Weitergehendes Ziel war es, die Macht des kolonialen Mutterlandes Spanien im Süden und Westen Südamerikas endgültig zu brechen. Dieser Versuch scheiterte nach anfänglichen Erfolgen, zu denen auch die Eroberung Limas zählte, an der Stärke der spanischen Kolonialtruppen und an internen Streitigkeiten der Verbündeten, die daher rührten, dass José de San Martín seine geschickt erarbeiteten strategischen Vorteile ungenutzt ließ und in Verhandlungen den Spaniern zu weit entgegenkam.

Vorgeschichte

Bernardo O’Higgins (li.) umarmt José de San Martín (mi.) nach der Schlacht von Maipú. Die Expedition nach Peru wurde ihr nächstes gemeinsames Unternehmen

Durch die umsichtige und durchgreifende Politik des Vizekönigs in Peru José Fernando Abascal y Sousa, Herzog von la Concordia, gab es bis zum Ende seiner Amtszeit 1816 nur wenige separatistische Aufstände. Nachfolger wurde Joaquín de la Pezuela. Dieser hatte zuvor Oberperu, im heutigen Bolivien, erfolgreich gegen eine argentinische Expedition verteidigen können und einen Feldzug in die nordargentinische Provinz Salta geführt.

Die relative Stabilität in Peru nutzte der designierte Vizekönig nun dazu, einen Feldzug zur Rückeroberung Chiles durchzuführen. Aber beide Einfälle in die Republiken Chile und Argentinien konnten 1816 und 1817 von den Patrioten abgewehrt werden.
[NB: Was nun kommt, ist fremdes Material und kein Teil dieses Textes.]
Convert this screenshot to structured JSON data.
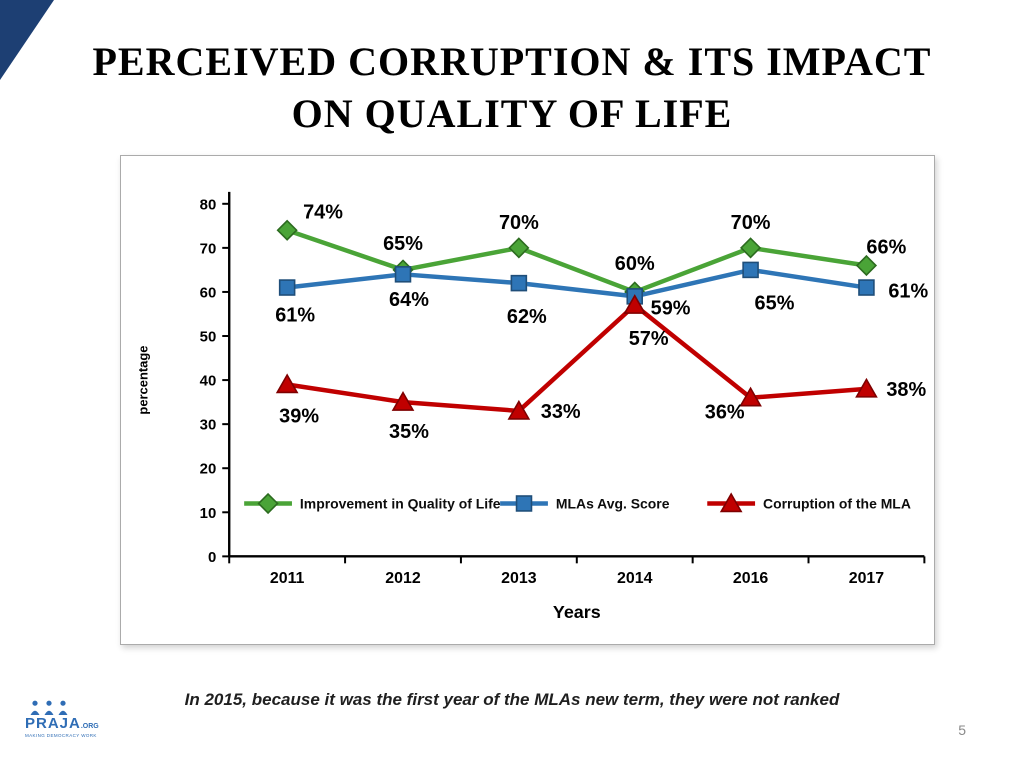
{
  "slide": {
    "title_line1": "PERCEIVED CORRUPTION & ITS IMPACT",
    "title_line2": "ON QUALITY OF LIFE",
    "footnote": "In 2015, because it was the first year of the MLAs new term, they were not ranked",
    "page_number": "5",
    "logo": {
      "name": "PRAJA",
      "suffix": ".ORG",
      "tagline": "MAKING DEMOCRACY WORK",
      "color": "#2f6db5"
    }
  },
  "chart_data": {
    "type": "line",
    "title": "PERCEIVED CORRUPTION & ITS IMPACT ON QUALITY OF LIFE",
    "categories": [
      "2011",
      "2012",
      "2013",
      "2014",
      "2016",
      "2017"
    ],
    "series": [
      {
        "name": "Improvement in Quality of Life",
        "marker": "diamond",
        "color": "#4AA437",
        "edge_color": "#2C6B1F",
        "values": [
          74,
          65,
          70,
          60,
          70,
          66
        ]
      },
      {
        "name": "MLAs Avg. Score",
        "marker": "square",
        "color": "#2E75B6",
        "edge_color": "#1F4E79",
        "values": [
          61,
          64,
          62,
          59,
          65,
          61
        ]
      },
      {
        "name": "Corruption of the MLA",
        "marker": "triangle",
        "color": "#C00000",
        "edge_color": "#7E0000",
        "values": [
          39,
          35,
          33,
          57,
          36,
          38
        ]
      }
    ],
    "label_suffix": "%",
    "xlabel": "Years",
    "ylabel": "percentage",
    "ylim": [
      0,
      80
    ],
    "yticks": [
      0,
      10,
      20,
      30,
      40,
      50,
      60,
      70,
      80
    ],
    "grid": false,
    "legend_position": "inside-bottom"
  }
}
Da den Machthabern in Buenos Aires und Santiago de Chile die von einem spanisch kontrollierten Vizekönigreich Peru ausgehende Gefahr bewusst war, beschlossen beide Regierungen, die Eroberung des Vizekönigreichs Peru erneut zu versuchen.

Dazu griffen die Regierungen auf den bereits Ende 1814 von José de San Martín gefassten Plan einer Landungsoperation an der peruanischen Küste zurück. Gemeinsam mit dem chilenischen Director Supremo Bernardo O’Higgins, mit dem San Martín Chile befreit hatte, erarbeitete er 1818 einen Feldzugsplan, der im Februar 1819 von beiden Regierungen unterzeichnet wurde, aber auf Grund der Anarchie von Argentinien nicht ratifiziert wurde.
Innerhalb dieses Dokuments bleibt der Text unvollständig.